I think Israeli (probably any) direct military action is a short term band-aid, at best.
I believe we, the American led
West (which includes e.g. Fiji, Malaysia, Japan and Singapore), need to ferment revolution
s of all sorts throughout the region in order to provoke a generation or two of bloody murderous, internecine Arab/Islamic unrest and violence which
might, hopefully, provoke Islamic intellectuals to begin a religious and social
reformation which,
I believe is an essential precondition to an absolutely necessary
enlightenment throughout the Arab and Iranian dominated
Islamic Crescent stretching from the Western tip of North Africa through the Middle east and South Asia all the way to Indonesia.
Canada’s
neutrality is now and has always been a waste of time. We are, at best, a bit player in the region and we have never – not in ’56 nor again in ’73 – been anything more. Our
influence was and remains
zilch which was made abundantly clear in 1956 when Egyptian President Nasser obliged Canada to change its contribution to the United Nations Emergency Force from a battalion of infantry to a mixed bag of combat support and service units because Egypt (he, personally) was ‘offended’ by the
”Britishness” of the Queens Own Rifles of Canada name and badges – that big silver maple leaf really must have confused him.

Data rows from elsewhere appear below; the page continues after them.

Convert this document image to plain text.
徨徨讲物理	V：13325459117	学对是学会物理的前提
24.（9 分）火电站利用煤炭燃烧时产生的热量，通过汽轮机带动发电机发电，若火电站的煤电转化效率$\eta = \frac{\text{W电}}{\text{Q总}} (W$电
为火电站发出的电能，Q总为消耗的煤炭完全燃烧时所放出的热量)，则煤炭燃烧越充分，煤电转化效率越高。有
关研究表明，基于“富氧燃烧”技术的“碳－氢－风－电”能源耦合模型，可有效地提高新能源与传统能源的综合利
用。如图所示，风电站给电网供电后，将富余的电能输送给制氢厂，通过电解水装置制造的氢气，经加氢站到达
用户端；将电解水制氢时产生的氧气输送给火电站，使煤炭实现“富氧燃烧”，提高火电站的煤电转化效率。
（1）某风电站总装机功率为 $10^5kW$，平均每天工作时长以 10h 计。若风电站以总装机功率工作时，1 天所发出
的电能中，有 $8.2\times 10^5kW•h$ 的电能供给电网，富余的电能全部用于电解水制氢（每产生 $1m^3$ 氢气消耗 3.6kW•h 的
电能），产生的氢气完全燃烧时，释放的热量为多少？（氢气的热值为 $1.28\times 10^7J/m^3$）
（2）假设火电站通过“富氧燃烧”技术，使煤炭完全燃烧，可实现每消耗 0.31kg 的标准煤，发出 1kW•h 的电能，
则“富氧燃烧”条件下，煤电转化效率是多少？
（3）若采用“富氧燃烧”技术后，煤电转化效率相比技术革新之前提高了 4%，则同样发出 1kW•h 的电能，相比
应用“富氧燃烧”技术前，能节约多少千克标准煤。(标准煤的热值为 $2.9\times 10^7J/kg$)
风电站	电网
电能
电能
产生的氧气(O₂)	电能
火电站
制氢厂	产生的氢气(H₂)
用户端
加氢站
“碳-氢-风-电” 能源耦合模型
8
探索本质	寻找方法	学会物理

I am pretty sure that Bill Graham is a smart fellow; I think he even thinks about and cares about the world situation and about Canada’s potential
roles in the world; it might even be possible that Graham understands that Canada is a charter member of the
West and that we are not
neutral, and will not be allowed (by the new ‘enemy’) to pretend otherwise. I even think he knows that we need effective, balanced, combat capable and combat ready armed forces to the government
options when it confronts a dangerous world.
I think Graham parks his brains and thoughts when it is necessary to engage in the sophomoric game called Canadian political discourse – he probably does so because he knows that the third rate Canadian media will not publish rational thoughts: they just want controversial, adversarial ten second sound bites.